C'est la même atmosphère d'Angleterre victorienne coincée, puritaine, faite de ces frustrations sociales et charnelles qui permettent les plus absolues transgressions – donc l'appel aux monstres les plus absolus – les acteurs sont identiques (et installés pour un bon moment) puisqu'il y a aux premiers rangs Peter Cushing et Christopher Lee, le scénariste, Jimmy Sangster, est le même que dans les excellentes adaptations ci-dessus, l'équipe de tournage (image, décors, montage) à peu près pareille… et pourtant rien ne fonctionne…

C'est sans doute qu'on ne fait pas du fantastique en ne s'appuyant pas sur des mythes solides, un peu plus solides en tout cas que cette histoire de momie dérangée et de dieu égyptien obscur adulé, trois mille ans après par un séide sanguinaire.

Je ne me souviens pas que Le roman de la momie de Théophile Gautier soit écrit dans cet esprit et la fascination pour les ennuis considérables entraînés par la violation des tombes (des Cigares du pharaon, quatrième aventure de Tintin aux diverses fariboles subséquentes à la découverte de la sépulture de Toutankhâmon) soit du niveau des romans majuscules écrits par Mary Shelley (Frankenstein) et Bram Stoker (Dracula).

Un ami qui me veut du bien (en fait, c'est mon vieux copain Wikipédia) me suggère que je viens d'écrire une stupidité monumentale, puisque, finalement, la Malédiction des pharaons est le remake de La Momie réalisée par Karl Freund en 1932. C'est possible, mais ça ne change pas grand chose à mon point de vue.

Ce qui aurait été intéressant, c'est que le rôle du sectateur des dieux antiques de l'Égypte, qui manipule, en quelque sorte, cette grosse bête de momie (monstre pataud interprété sans subtilité par Christopher Lee, bien loin de l'élégance du comte vampire !), c'est que ce rôle fût approfondi, développé, décrypté.
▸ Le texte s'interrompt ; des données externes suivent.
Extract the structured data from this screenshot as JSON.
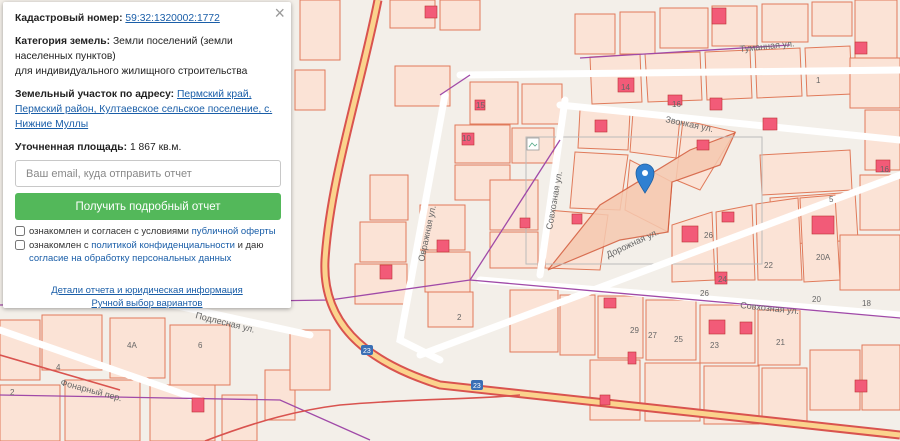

Car le plus intéressant, dans les récits d'horreur, c'est, encore bien plus que les créatures maudites, leurs affilés, acolytes et complices, dont la fascination pour le Mal peut souvent être passionnante (Renfield dans l'histoire de Dracula, par exemple).

Rien de tout cela dans ce film de Terence Fisher, prévisible et lourdingue. Ça n'a vraiment aucun intérêt.